Business email compromise (“BEC”) is a frequent occurrence in the modern digital world. BEC is a type of cybercrime which typically involves criminals unlawfully accessing an e-mail account to deceive someone into sending money to the wrong person, or divulging some confidential information.[1] The perpetrator usually pretends to be a trusted figure (such as a lawyer or investment advisor or service provider), and then asks for payment or sensitive information. This scam usually involves the culprit sending what appears to be a legitimate e-mail; the e-mail will contain a request for payment with new payment details, or will request some sensitive urgent information. Once payment is made, or the information is divulged, the hacker will disappear – the inevitable outcome is a dispute between the victims with the real perpetrator getting away.
According to a recent study, 66% of small businesses across the globe have experienced a cyber-attack in the past year.

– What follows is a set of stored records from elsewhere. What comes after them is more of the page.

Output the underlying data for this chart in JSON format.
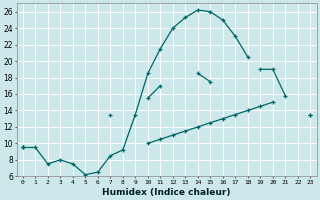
{
  "xlabel": "Humidex (Indice chaleur)",
  "background_color": "#cce8ea",
  "grid_color": "#ffffff",
  "line_color": "#006666",
  "xlim": [
    -0.5,
    23.5
  ],
  "ylim": [
    6,
    27
  ],
  "xticks": [
    0,
    1,
    2,
    3,
    4,
    5,
    6,
    7,
    8,
    9,
    10,
    11,
    12,
    13,
    14,
    15,
    16,
    17,
    18,
    19,
    20,
    21,
    22,
    23
  ],
  "yticks": [
    6,
    8,
    10,
    12,
    14,
    16,
    18,
    20,
    22,
    24,
    26
  ],
  "line1_y": [
    9.5,
    9.5,
    7.5,
    8.0,
    7.5,
    6.2,
    6.5,
    8.5,
    9.2,
    13.5,
    18.5,
    21.5,
    24.0,
    25.3,
    26.2,
    26.0,
    25.0,
    23.0,
    20.5,
    null,
    null,
    null,
    null,
    null
  ],
  "line2_y": [
    9.5,
    null,
    null,
    null,
    null,
    null,
    null,
    13.5,
    null,
    null,
    15.5,
    17.0,
    null,
    null,
    18.5,
    17.5,
    null,
    null,
    null,
    19.0,
    19.0,
    15.8,
    null,
    13.5
  ],
  "line3_y": [
    9.5,
    null,
    null,
    null,
    null,
    null,
    null,
    null,
    null,
    null,
    10.0,
    10.5,
    11.0,
    11.5,
    12.0,
    12.5,
    13.0,
    13.5,
    14.0,
    14.5,
    15.0,
    null,
    null,
    13.5
  ]
}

In the United States, 20 000 BEC complaints were filed in 2021, and this number we expect has increased in 2022. Businesses and individuals should take significant precautions when making payments or responding to requests which involve the dissemination of confidential information.
In South Africa, there are several recent cases dealing with what has been called a “scourge”. When a BEC occurs, who carries the loss? The answer will depend on the facts in each case, but the jurisprudence developing suggests that where a corporate entity or law firm is making the payment, it must exercise “vigilance”, and ensure the payment is made to the correct party.
For example, recently in Gerber v PSG Wealth Financial Planning (Pty) Ltd (36447/2021) [2023] ZAGPJHC 270 (23 March 2023), the court found that even though the hacking took place on the plaintiff’s system (Gerber), PSG was found liable because the cause of the loss “was not the hacking, it was the failure [of PSG] to employ the necessary and contractually prescribed vigilance”. In summary, the perpetrator hacked Gerber’s e-mail and contacted PSG (pretending to be Gerber) with a request to liquidate a share portfolio and make payment into a newly opened FNB account. Payments were made by PSG to the fraudster, and once the parties become aware of the fraud, it was too late.
This case was decided on the basis of a breach of contract, where PSG was contractually obliged to “effectively employ the resources, procedures and appropriate technological systems that can reasonably be expected to eliminate” cyber-crime and BEC. Ultimately, PSG was ordered to carry the loss.
Similarly, in Hartog v Daly and Others (A5012/2022) [2023] ZAGPJHC 40 (24 January 2023), in a case involving an attorney paying R1,4 million Rand into the wrong account, a fraudster intercepted e-mail communication between the parties, and sent an e-mail to the attorney with instructions to pay the proceeds of a sale of property into – unbeknown to the attorney – the fraudster’s account. As with Gerber, the cause of action was founded on contract: a breach of mandate. Ultimately, the court found that the attorney failed to discharge his mandate by paying monies into an account different from which was actually nominated.
In contrast, in Hawarden v Edward Nathan Sonnenbergs Inc [2023] 1 All SA 675 (GJ) (see a short note on that case here), the defendant was held liable in delict for negligently causing the plaintiff loss. In Hawarden, the plaintiff’s e-mail was hacked; the cybercriminal intercepted certain e-mails and manipulated PDF bank details to reflect the fraudster’s account – payment was made by the victim to the wrong account, but it was found that this loss was caused by the defendant.
What steps should businesses and individuals take to prevent BEC? The sophistication of the tools, and extent of the steps one uses will depend on the nature of the person or entity. Employ the resources, procedures and technological systems that are reasonable in the circumstances – and to state the obvious: take the precautions and steps required in terms of the contract between the parties.
Some basic tips:
- Be aware of BEC and offer training to staff – for example, be aware of common BEC attacks, and train staff to recognise the typical red flags.
- Have appropriate technological solutions in place such as multifactor authentication and secure e-mail.
- All commercial banks offer a service whereby bank account details can be verified. Use this and other appropriate tools such as secure portals.
- When a vendor or client provides new bank details, confirm this with the bank and with the client via telephone or in person.
- Review IT security and internal processes regularly.
- Pay careful attention to payment procedures.